この曲は40年近く前に新入社員として東京の会社に入った年、爆発的に売れた。フォーク全盛時代で、ギターを持って歌うだけで何かともてはやされた時代である。
当時社内でユニットを組んでいたHIROという音楽仲間が熱烈なかぐや姫ファン。この曲をさかんにやろうと持ちかけるので練習し、社員旅行で歌ってみたらバカ受けした。
以来、何かといえば「神田川を歌え」となり、言われるままに歌ったが、曲の内容はいまひとつ共感できず、そう好きな曲ではなかった。

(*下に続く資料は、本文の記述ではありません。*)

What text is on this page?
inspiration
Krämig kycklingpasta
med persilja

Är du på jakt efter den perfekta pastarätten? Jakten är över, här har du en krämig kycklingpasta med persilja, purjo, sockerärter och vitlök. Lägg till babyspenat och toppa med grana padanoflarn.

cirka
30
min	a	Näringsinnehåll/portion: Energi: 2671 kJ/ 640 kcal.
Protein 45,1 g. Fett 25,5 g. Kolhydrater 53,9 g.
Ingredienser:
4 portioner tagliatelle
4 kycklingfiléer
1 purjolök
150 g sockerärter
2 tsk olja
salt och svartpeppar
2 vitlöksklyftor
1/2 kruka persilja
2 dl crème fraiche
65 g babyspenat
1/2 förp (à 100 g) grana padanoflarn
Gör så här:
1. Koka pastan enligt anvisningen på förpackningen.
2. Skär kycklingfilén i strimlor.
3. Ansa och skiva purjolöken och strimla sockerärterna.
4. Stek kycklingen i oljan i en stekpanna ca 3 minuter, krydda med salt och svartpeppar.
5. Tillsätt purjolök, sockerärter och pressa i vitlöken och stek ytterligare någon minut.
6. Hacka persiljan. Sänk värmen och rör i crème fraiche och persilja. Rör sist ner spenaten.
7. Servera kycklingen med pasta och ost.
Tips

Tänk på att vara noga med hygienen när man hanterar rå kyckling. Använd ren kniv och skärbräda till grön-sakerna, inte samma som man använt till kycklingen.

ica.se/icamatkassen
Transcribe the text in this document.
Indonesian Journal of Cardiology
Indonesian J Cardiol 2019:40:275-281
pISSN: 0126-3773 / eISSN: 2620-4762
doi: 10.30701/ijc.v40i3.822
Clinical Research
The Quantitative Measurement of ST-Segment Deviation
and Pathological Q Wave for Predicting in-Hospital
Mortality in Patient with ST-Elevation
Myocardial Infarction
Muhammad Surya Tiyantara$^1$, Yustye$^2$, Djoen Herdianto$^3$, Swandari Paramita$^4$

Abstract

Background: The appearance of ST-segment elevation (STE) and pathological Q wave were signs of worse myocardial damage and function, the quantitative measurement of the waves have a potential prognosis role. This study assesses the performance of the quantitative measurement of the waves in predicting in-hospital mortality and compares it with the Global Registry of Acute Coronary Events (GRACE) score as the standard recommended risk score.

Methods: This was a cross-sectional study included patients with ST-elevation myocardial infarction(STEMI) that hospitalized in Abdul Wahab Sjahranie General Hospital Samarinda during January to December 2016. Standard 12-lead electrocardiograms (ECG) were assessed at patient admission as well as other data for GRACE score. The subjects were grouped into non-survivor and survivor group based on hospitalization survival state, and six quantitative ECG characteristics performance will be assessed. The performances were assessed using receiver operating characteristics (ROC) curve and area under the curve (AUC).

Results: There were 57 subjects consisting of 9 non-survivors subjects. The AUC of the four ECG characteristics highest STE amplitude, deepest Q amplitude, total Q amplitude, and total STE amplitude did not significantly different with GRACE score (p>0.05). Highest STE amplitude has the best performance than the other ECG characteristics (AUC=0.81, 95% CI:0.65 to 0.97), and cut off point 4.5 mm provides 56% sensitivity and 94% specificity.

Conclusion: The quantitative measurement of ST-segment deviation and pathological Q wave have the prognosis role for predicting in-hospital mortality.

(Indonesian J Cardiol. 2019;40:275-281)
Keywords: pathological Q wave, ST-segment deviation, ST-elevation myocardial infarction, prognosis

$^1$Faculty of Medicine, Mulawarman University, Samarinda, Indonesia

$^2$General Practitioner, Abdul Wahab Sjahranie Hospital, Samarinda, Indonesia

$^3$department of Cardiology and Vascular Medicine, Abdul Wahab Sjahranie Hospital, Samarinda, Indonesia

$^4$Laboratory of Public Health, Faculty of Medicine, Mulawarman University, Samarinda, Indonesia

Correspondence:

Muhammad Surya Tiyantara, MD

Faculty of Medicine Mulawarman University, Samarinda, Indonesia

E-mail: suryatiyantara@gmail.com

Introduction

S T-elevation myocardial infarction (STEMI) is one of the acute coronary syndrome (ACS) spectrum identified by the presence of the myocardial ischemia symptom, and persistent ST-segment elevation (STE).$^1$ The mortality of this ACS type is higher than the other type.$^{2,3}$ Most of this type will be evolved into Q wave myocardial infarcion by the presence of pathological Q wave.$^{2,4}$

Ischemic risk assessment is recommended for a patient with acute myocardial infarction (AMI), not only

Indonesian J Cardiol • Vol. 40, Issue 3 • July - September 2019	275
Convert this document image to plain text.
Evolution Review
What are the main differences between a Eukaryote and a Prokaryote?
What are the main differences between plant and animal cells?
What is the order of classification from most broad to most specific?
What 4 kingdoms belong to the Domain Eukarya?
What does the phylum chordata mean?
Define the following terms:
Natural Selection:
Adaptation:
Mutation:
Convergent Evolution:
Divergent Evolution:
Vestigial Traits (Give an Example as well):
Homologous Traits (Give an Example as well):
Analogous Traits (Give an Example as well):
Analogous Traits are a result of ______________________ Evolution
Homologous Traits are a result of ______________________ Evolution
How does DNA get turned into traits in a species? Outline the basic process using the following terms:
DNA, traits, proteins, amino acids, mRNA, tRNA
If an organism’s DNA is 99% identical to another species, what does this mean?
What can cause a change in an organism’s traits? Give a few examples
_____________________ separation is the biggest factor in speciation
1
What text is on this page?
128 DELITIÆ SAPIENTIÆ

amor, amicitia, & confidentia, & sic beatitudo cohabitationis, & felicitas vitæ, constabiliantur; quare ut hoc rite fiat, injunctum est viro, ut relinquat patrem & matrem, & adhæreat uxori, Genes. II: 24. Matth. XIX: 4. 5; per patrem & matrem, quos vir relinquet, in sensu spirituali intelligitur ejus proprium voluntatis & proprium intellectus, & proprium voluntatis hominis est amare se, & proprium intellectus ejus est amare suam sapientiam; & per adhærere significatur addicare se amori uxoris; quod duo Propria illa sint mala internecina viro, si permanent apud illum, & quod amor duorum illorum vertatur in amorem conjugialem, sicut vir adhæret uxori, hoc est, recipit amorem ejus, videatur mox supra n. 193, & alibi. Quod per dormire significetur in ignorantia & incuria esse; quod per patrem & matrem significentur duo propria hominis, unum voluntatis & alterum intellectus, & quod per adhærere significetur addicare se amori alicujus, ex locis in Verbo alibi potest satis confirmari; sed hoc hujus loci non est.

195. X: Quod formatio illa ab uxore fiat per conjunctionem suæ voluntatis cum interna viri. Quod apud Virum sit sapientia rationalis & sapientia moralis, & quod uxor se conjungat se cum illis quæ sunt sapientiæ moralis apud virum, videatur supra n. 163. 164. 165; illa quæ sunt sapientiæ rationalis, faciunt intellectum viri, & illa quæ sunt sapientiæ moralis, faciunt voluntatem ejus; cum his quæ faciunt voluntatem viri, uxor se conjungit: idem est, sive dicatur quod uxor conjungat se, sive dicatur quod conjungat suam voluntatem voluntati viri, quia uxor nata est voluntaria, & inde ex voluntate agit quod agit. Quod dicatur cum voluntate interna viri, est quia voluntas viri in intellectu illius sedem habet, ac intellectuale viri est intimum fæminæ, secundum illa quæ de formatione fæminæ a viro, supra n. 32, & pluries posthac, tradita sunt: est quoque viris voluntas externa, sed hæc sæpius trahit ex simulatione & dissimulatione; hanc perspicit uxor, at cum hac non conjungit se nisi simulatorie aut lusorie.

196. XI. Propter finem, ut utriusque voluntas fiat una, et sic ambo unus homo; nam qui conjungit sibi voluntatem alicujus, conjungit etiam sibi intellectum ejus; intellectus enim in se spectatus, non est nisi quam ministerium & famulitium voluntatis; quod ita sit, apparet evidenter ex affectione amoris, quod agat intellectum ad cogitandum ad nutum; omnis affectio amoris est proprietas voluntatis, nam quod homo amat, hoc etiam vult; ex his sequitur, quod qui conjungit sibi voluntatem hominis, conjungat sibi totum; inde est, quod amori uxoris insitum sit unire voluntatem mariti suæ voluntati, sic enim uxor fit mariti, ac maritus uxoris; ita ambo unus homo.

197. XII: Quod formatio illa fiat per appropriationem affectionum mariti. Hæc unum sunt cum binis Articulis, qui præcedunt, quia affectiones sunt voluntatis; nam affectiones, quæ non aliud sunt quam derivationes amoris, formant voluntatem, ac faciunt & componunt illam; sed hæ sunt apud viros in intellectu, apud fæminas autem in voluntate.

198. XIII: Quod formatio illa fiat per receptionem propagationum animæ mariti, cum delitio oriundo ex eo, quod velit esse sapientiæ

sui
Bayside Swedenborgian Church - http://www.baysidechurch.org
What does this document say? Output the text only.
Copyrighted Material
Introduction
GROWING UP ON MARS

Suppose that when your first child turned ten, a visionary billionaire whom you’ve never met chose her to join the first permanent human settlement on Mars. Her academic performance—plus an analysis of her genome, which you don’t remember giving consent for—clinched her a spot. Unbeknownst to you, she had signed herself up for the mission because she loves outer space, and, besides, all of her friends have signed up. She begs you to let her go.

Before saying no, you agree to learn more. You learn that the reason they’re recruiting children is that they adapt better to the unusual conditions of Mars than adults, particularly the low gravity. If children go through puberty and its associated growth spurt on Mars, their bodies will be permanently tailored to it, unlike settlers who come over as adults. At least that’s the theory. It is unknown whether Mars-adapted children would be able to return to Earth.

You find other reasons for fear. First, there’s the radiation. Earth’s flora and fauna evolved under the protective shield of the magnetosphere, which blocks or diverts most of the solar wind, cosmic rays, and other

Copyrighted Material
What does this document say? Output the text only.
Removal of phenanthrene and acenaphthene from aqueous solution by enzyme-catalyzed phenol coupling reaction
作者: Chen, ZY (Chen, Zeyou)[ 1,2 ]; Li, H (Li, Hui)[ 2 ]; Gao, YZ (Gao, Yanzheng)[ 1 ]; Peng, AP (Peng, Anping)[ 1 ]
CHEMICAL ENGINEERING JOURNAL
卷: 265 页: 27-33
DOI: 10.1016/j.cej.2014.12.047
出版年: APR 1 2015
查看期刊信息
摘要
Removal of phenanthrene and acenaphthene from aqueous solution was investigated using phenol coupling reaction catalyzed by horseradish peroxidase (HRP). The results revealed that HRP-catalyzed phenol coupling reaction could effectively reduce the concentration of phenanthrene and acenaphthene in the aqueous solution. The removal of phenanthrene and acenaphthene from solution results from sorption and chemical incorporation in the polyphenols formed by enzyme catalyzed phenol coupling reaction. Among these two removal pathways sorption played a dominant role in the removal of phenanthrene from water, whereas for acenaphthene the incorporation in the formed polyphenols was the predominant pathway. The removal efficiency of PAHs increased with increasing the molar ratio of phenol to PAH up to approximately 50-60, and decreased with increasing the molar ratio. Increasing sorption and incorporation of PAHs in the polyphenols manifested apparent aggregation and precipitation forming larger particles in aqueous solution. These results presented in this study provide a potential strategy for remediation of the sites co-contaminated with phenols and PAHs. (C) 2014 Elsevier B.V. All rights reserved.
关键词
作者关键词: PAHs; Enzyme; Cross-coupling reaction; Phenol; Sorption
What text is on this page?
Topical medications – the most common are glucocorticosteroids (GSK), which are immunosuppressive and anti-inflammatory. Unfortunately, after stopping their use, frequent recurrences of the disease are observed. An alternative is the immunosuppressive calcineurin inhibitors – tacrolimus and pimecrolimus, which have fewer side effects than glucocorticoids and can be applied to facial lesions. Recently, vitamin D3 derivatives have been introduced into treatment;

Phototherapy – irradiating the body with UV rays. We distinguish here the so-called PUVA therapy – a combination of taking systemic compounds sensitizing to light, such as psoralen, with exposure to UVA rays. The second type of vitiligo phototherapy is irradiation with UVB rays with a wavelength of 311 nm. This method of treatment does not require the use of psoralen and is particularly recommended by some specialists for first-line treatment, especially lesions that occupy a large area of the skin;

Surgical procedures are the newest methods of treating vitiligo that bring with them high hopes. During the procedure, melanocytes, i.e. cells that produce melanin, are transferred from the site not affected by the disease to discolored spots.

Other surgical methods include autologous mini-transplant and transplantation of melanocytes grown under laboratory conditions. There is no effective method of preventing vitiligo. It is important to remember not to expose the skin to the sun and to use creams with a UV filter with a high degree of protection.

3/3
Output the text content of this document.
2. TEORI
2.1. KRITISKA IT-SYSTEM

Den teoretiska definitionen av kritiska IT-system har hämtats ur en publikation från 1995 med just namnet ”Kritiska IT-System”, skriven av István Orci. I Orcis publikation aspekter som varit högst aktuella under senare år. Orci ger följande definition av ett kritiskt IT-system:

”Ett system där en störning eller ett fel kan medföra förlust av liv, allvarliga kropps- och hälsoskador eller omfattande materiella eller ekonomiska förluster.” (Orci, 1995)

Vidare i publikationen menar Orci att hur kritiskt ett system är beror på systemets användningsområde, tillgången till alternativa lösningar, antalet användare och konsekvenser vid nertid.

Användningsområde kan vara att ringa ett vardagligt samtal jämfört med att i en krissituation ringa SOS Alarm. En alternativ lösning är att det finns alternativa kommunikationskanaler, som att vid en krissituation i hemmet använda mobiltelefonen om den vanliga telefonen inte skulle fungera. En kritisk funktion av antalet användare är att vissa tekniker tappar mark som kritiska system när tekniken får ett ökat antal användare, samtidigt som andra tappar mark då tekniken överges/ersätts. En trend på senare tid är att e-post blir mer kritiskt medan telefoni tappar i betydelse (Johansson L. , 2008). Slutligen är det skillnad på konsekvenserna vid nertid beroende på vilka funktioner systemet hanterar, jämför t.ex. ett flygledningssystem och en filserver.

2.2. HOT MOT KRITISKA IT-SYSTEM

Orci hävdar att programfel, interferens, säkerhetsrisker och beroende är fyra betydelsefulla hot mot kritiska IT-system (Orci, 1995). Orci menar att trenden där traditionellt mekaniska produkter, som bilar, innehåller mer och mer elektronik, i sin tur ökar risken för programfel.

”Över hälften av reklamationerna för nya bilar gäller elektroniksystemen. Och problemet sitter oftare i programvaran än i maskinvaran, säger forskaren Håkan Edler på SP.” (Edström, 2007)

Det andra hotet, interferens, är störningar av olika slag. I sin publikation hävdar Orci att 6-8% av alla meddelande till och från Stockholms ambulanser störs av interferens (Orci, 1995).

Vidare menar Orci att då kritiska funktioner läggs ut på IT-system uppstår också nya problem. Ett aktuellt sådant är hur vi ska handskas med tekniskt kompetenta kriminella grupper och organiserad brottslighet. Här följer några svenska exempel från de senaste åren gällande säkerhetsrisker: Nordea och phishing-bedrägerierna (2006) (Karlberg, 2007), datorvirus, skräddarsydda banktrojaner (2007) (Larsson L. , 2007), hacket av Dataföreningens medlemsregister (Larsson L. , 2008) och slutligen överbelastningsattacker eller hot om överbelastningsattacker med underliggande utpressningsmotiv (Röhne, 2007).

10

40年近くの時を経てもそのイメージは変わらない。主人公が女性のいわゆる「女歌」だが、最近はむしろ女歌を好む傾向にあり、問題はそこではない。歌のテーマが同棲そのものであること。単なる愛や恋の歌ならイメージを作りやすいが、同棲に限定されるとまるで経験がなく、想像の入る余地がない。
確かめたことはないが、歌に魂が入っていないだろうと思う。いわばヌケガラ状態の歌唱である。当時の世相を代表する懐かしい歌なので、ていねいに旋律をなぞりさえすれば聴き手は満足する。ただそれだけのことではないのか?
歌に魂をこめるには頭のなかに情景が必要。それが私の基本スタイルだが、そこが欠けている。聴き手に申し訳ない気もする。
それでもリクエストがあれば歌うが、久しぶりに練習してみて思ったのは、小説を書くときのように、実際にはない絵空事(つまり、自分にとってウソの世界)を、あたかも経験したかのように成り済まして歌うしかない気がしてきた。
もしそれが聴き手の胸に届き、涙のひとしずくも流してくれたとしたら、それはそれで新しい世界を獲得したことになる。さて、どうなるだろう。